いまのうちにやっておきたい「お金を使う練習」

若い間から経験を積んだほうがいいとはいえ、やみくもにありったけのお金を使えばいいというわけではない。

「病気やケガに見舞われたときのためのお金や今後のライフイベントや老後のためのお金を備えたうえで、経験にもバランスよくお金を使っていくことが重要です。節約しすぎると負担に感じてしまうので、まずは日々の生活費や将来的に必要なお金を確認するところから始めてみましょう」

これまで節約を徹底してきたため、いざお金を使おうとしても、何に使えばいいかわからないという人も多いのではないだろうか。

「お金を使う練習をすることも大切です。

自分が何にお金を使ったときに、どの程度の満足感や幸福度を得られるのかということがわかると、お金の使い道が見えてくるはずです。ポイントは、少し贅沢なお金の使い方をしてみること」

外食をするのであれば、リーズナブルなファミリーレストランではなく高級焼肉店にも行ってみる。普段使う時計も、数千円のものではなく数十万円のものを買ってみる。飛行機のビジネスクラスや新幹線のグリーン席を使ってみる。少し頑張れば手が届く範囲の贅沢をしてみるのだ。

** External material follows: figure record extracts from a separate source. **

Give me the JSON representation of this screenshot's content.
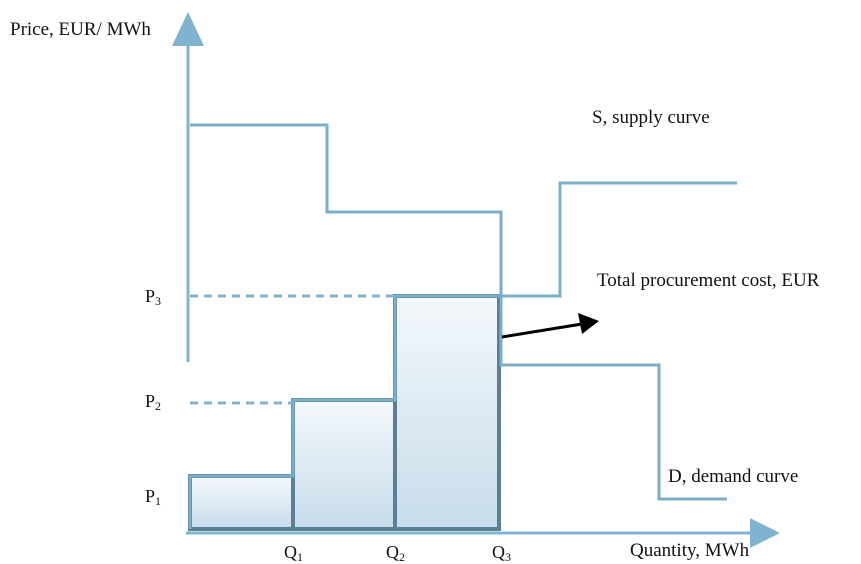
{
  "labels": {
    "y_axis": "Price, EUR/ MWh",
    "x_axis": "Quantity, MWh",
    "supply": "S, supply curve",
    "demand": "D, demand curve",
    "cost": "Total procurement cost, EUR"
  },
  "ticks": {
    "p1": {
      "base": "P",
      "sub": "1"
    },
    "p2": {
      "base": "P",
      "sub": "2"
    },
    "p3": {
      "base": "P",
      "sub": "3"
    },
    "q1": {
      "base": "Q",
      "sub": "1"
    },
    "q2": {
      "base": "Q",
      "sub": "2"
    },
    "q3": {
      "base": "Q",
      "sub": "3"
    }
  },
  "colors": {
    "axis": "#7fb3cf",
    "curve": "#7aaec9",
    "bar_border": "#5b7f96",
    "bar_fill_top": "#f4f8fc",
    "bar_fill_bottom": "#c7dcea",
    "arrow": "#000000"
  }
}
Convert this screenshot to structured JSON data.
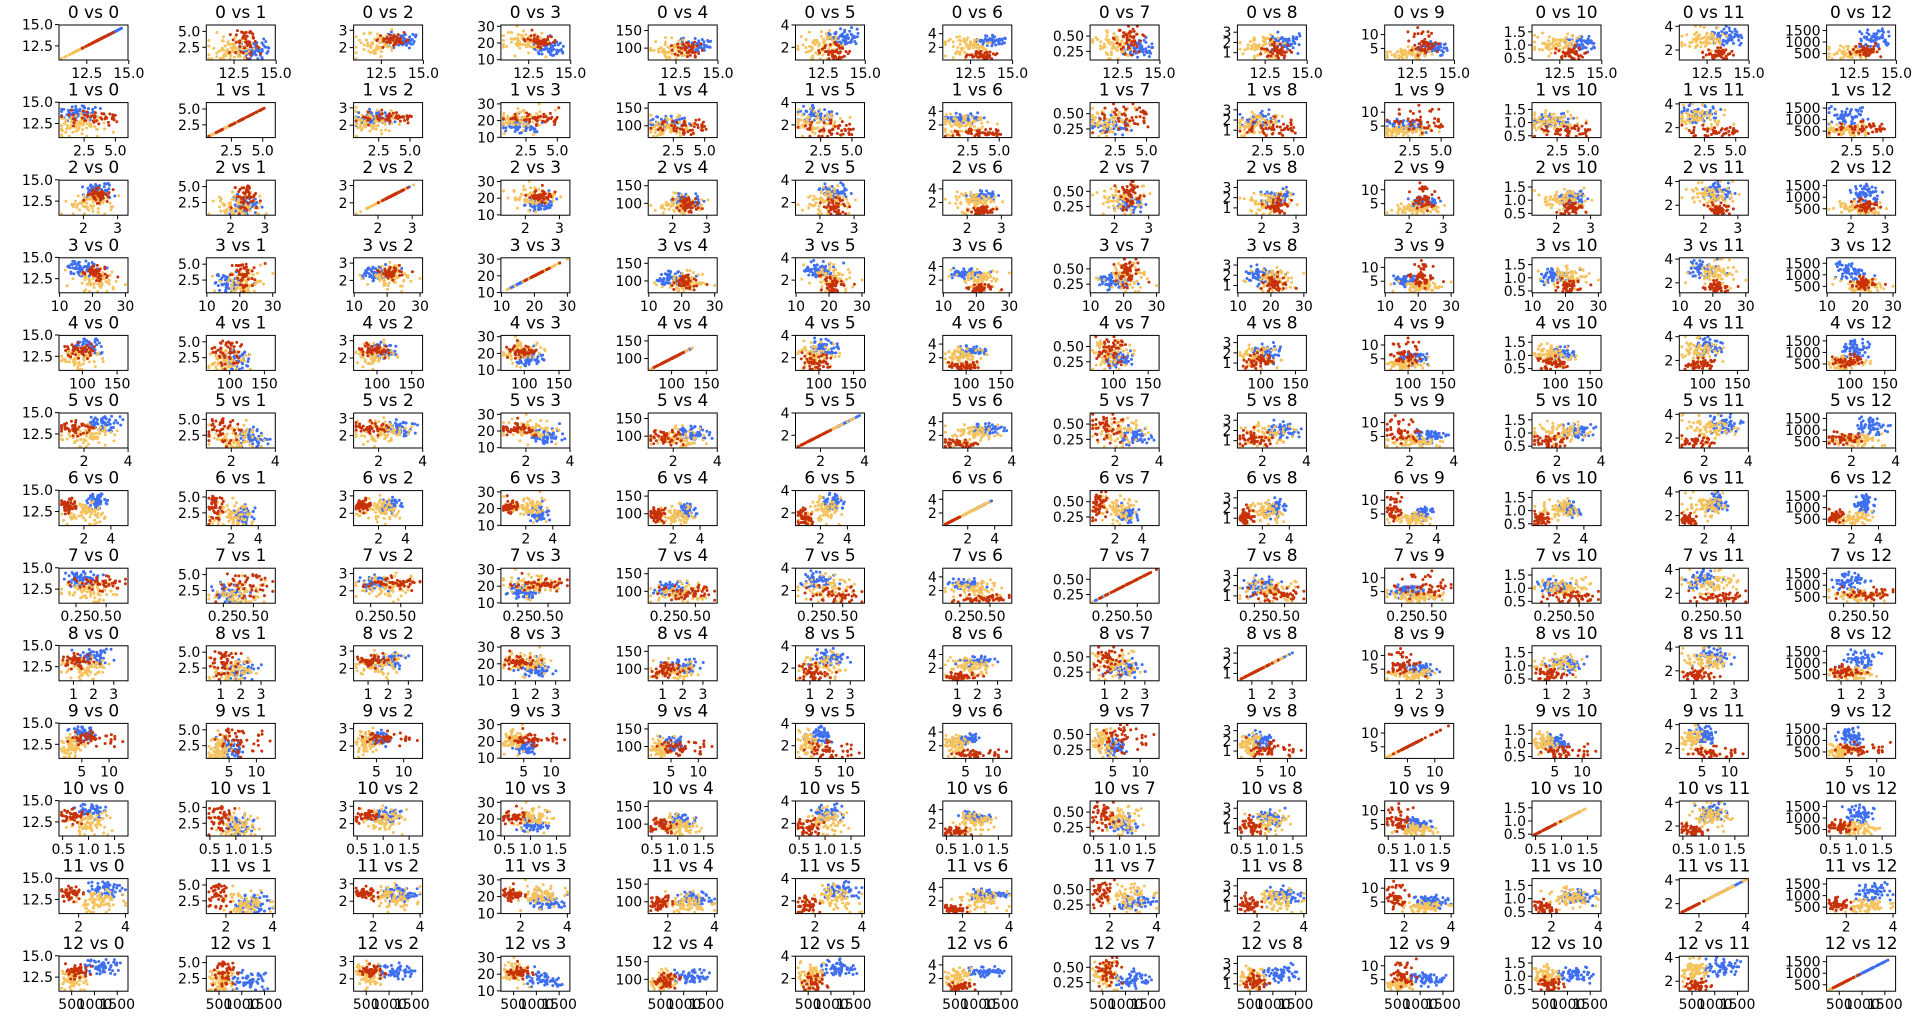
{
  "chart_data": {
    "type": "scatter",
    "layout": "pair-plot",
    "title": "",
    "colors": {
      "class_0": "#3e6ff0",
      "class_1": "#f5c25c",
      "class_2": "#c83208",
      "frame": "#000000"
    },
    "variables": [
      {
        "index": 0,
        "min": 11.0,
        "max": 14.8,
        "ticks": [
          12.5,
          15.0
        ],
        "tick_labels": [
          "12.5",
          "15.0"
        ]
      },
      {
        "index": 1,
        "min": 0.7,
        "max": 5.8,
        "ticks": [
          2.5,
          5.0
        ],
        "tick_labels": [
          "2.5",
          "5.0"
        ]
      },
      {
        "index": 2,
        "min": 1.36,
        "max": 3.23,
        "ticks": [
          2,
          3
        ],
        "tick_labels": [
          "2",
          "3"
        ]
      },
      {
        "index": 3,
        "min": 10.6,
        "max": 30.0,
        "ticks": [
          10,
          20,
          30
        ],
        "tick_labels": [
          "10",
          "20",
          "30"
        ]
      },
      {
        "index": 4,
        "min": 70,
        "max": 162,
        "ticks": [
          100,
          150
        ],
        "tick_labels": [
          "100",
          "150"
        ]
      },
      {
        "index": 5,
        "min": 0.98,
        "max": 3.88,
        "ticks": [
          2,
          4
        ],
        "tick_labels": [
          "2",
          "4"
        ]
      },
      {
        "index": 6,
        "min": 0.34,
        "max": 5.08,
        "ticks": [
          2,
          4
        ],
        "tick_labels": [
          "2",
          "4"
        ]
      },
      {
        "index": 7,
        "min": 0.13,
        "max": 0.66,
        "ticks": [
          0.25,
          0.5
        ],
        "tick_labels": [
          "0.25",
          "0.50"
        ]
      },
      {
        "index": 8,
        "min": 0.41,
        "max": 3.58,
        "ticks": [
          1,
          2,
          3
        ],
        "tick_labels": [
          "1",
          "2",
          "3"
        ]
      },
      {
        "index": 9,
        "min": 1.28,
        "max": 13.0,
        "ticks": [
          5,
          10
        ],
        "tick_labels": [
          "5",
          "10"
        ]
      },
      {
        "index": 10,
        "min": 0.48,
        "max": 1.71,
        "ticks": [
          0.5,
          1.0,
          1.5
        ],
        "tick_labels": [
          "0.5",
          "1.0",
          "1.5"
        ]
      },
      {
        "index": 11,
        "min": 1.27,
        "max": 4.0,
        "ticks": [
          2,
          4
        ],
        "tick_labels": [
          "2",
          "4"
        ]
      },
      {
        "index": 12,
        "min": 278,
        "max": 1680,
        "ticks": [
          500,
          1000,
          1500
        ],
        "tick_labels": [
          "500",
          "1000",
          "1500"
        ]
      }
    ],
    "class_means": [
      [
        13.74,
        2.01,
        2.46,
        17.0,
        106,
        2.84,
        2.98,
        0.29,
        1.9,
        5.5,
        1.06,
        3.16,
        1116
      ],
      [
        12.28,
        1.93,
        2.24,
        20.2,
        94,
        2.26,
        2.08,
        0.36,
        1.63,
        3.1,
        1.06,
        2.79,
        520
      ],
      [
        13.15,
        3.33,
        2.44,
        21.4,
        99,
        1.68,
        0.78,
        0.45,
        1.15,
        7.4,
        0.68,
        1.68,
        630
      ]
    ],
    "class_spreads": [
      [
        0.46,
        0.69,
        0.23,
        2.5,
        10,
        0.34,
        0.4,
        0.07,
        0.41,
        1.2,
        0.12,
        0.36,
        221
      ],
      [
        0.54,
        1.02,
        0.32,
        3.3,
        17,
        0.55,
        0.71,
        0.12,
        0.6,
        0.9,
        0.2,
        0.5,
        157
      ],
      [
        0.53,
        1.09,
        0.18,
        2.3,
        11,
        0.36,
        0.29,
        0.12,
        0.41,
        2.3,
        0.11,
        0.27,
        115
      ]
    ],
    "class_counts": [
      59,
      71,
      48
    ],
    "panels": [
      [
        "0 vs 0",
        "0 vs 1",
        "0 vs 2",
        "0 vs 3",
        "0 vs 4",
        "0 vs 5",
        "0 vs 6",
        "0 vs 7",
        "0 vs 8",
        "0 vs 9",
        "0 vs 10",
        "0 vs 11",
        "0 vs 12"
      ],
      [
        "1 vs 0",
        "1 vs 1",
        "1 vs 2",
        "1 vs 3",
        "1 vs 4",
        "1 vs 5",
        "1 vs 6",
        "1 vs 7",
        "1 vs 8",
        "1 vs 9",
        "1 vs 10",
        "1 vs 11",
        "1 vs 12"
      ],
      [
        "2 vs 0",
        "2 vs 1",
        "2 vs 2",
        "2 vs 3",
        "2 vs 4",
        "2 vs 5",
        "2 vs 6",
        "2 vs 7",
        "2 vs 8",
        "2 vs 9",
        "2 vs 10",
        "2 vs 11",
        "2 vs 12"
      ],
      [
        "3 vs 0",
        "3 vs 1",
        "3 vs 2",
        "3 vs 3",
        "3 vs 4",
        "3 vs 5",
        "3 vs 6",
        "3 vs 7",
        "3 vs 8",
        "3 vs 9",
        "3 vs 10",
        "3 vs 11",
        "3 vs 12"
      ],
      [
        "4 vs 0",
        "4 vs 1",
        "4 vs 2",
        "4 vs 3",
        "4 vs 4",
        "4 vs 5",
        "4 vs 6",
        "4 vs 7",
        "4 vs 8",
        "4 vs 9",
        "4 vs 10",
        "4 vs 11",
        "4 vs 12"
      ],
      [
        "5 vs 0",
        "5 vs 1",
        "5 vs 2",
        "5 vs 3",
        "5 vs 4",
        "5 vs 5",
        "5 vs 6",
        "5 vs 7",
        "5 vs 8",
        "5 vs 9",
        "5 vs 10",
        "5 vs 11",
        "5 vs 12"
      ],
      [
        "6 vs 0",
        "6 vs 1",
        "6 vs 2",
        "6 vs 3",
        "6 vs 4",
        "6 vs 5",
        "6 vs 6",
        "6 vs 7",
        "6 vs 8",
        "6 vs 9",
        "6 vs 10",
        "6 vs 11",
        "6 vs 12"
      ],
      [
        "7 vs 0",
        "7 vs 1",
        "7 vs 2",
        "7 vs 3",
        "7 vs 4",
        "7 vs 5",
        "7 vs 6",
        "7 vs 7",
        "7 vs 8",
        "7 vs 9",
        "7 vs 10",
        "7 vs 11",
        "7 vs 12"
      ],
      [
        "8 vs 0",
        "8 vs 1",
        "8 vs 2",
        "8 vs 3",
        "8 vs 4",
        "8 vs 5",
        "8 vs 6",
        "8 vs 7",
        "8 vs 8",
        "8 vs 9",
        "8 vs 10",
        "8 vs 11",
        "8 vs 12"
      ],
      [
        "9 vs 0",
        "9 vs 1",
        "9 vs 2",
        "9 vs 3",
        "9 vs 4",
        "9 vs 5",
        "9 vs 6",
        "9 vs 7",
        "9 vs 8",
        "9 vs 9",
        "9 vs 10",
        "9 vs 11",
        "9 vs 12"
      ],
      [
        "10 vs 0",
        "10 vs 1",
        "10 vs 2",
        "10 vs 3",
        "10 vs 4",
        "10 vs 5",
        "10 vs 6",
        "10 vs 7",
        "10 vs 8",
        "10 vs 9",
        "10 vs 10",
        "10 vs 11",
        "10 vs 12"
      ],
      [
        "11 vs 0",
        "11 vs 1",
        "11 vs 2",
        "11 vs 3",
        "11 vs 4",
        "11 vs 5",
        "11 vs 6",
        "11 vs 7",
        "11 vs 8",
        "11 vs 9",
        "11 vs 10",
        "11 vs 11",
        "11 vs 12"
      ],
      [
        "12 vs 0",
        "12 vs 1",
        "12 vs 2",
        "12 vs 3",
        "12 vs 4",
        "12 vs 5",
        "12 vs 6",
        "12 vs 7",
        "12 vs 8",
        "12 vs 9",
        "12 vs 10",
        "12 vs 11",
        "12 vs 12"
      ]
    ],
    "x_variable": "row",
    "y_variable": "column",
    "grid": false,
    "legend": "none"
  }
}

「贅沢をした結果、満足度が高いと感じたら、それがあなたにとっての合理的なお金の使い方といえるでしょう。あまり満足できず、無駄遣いと感じるのであれば、そこはお金をかけるべきではないところと判断できます。お金を使った経験が少ないと、老後に派手に使いすぎてしまったり、逆にお金を使うタイミングが読めずに貯め込んでしまったりする可能性があります。お金を使い、慣れていくことも大切なステップです」

漠然とした不安を抱え、ついついお金を貯め込んでしまう人は多いだろう。しかし、それでは物足りない人生になってしまうかもしれない。お金の使い道を考えることが、第一歩となりそうだ。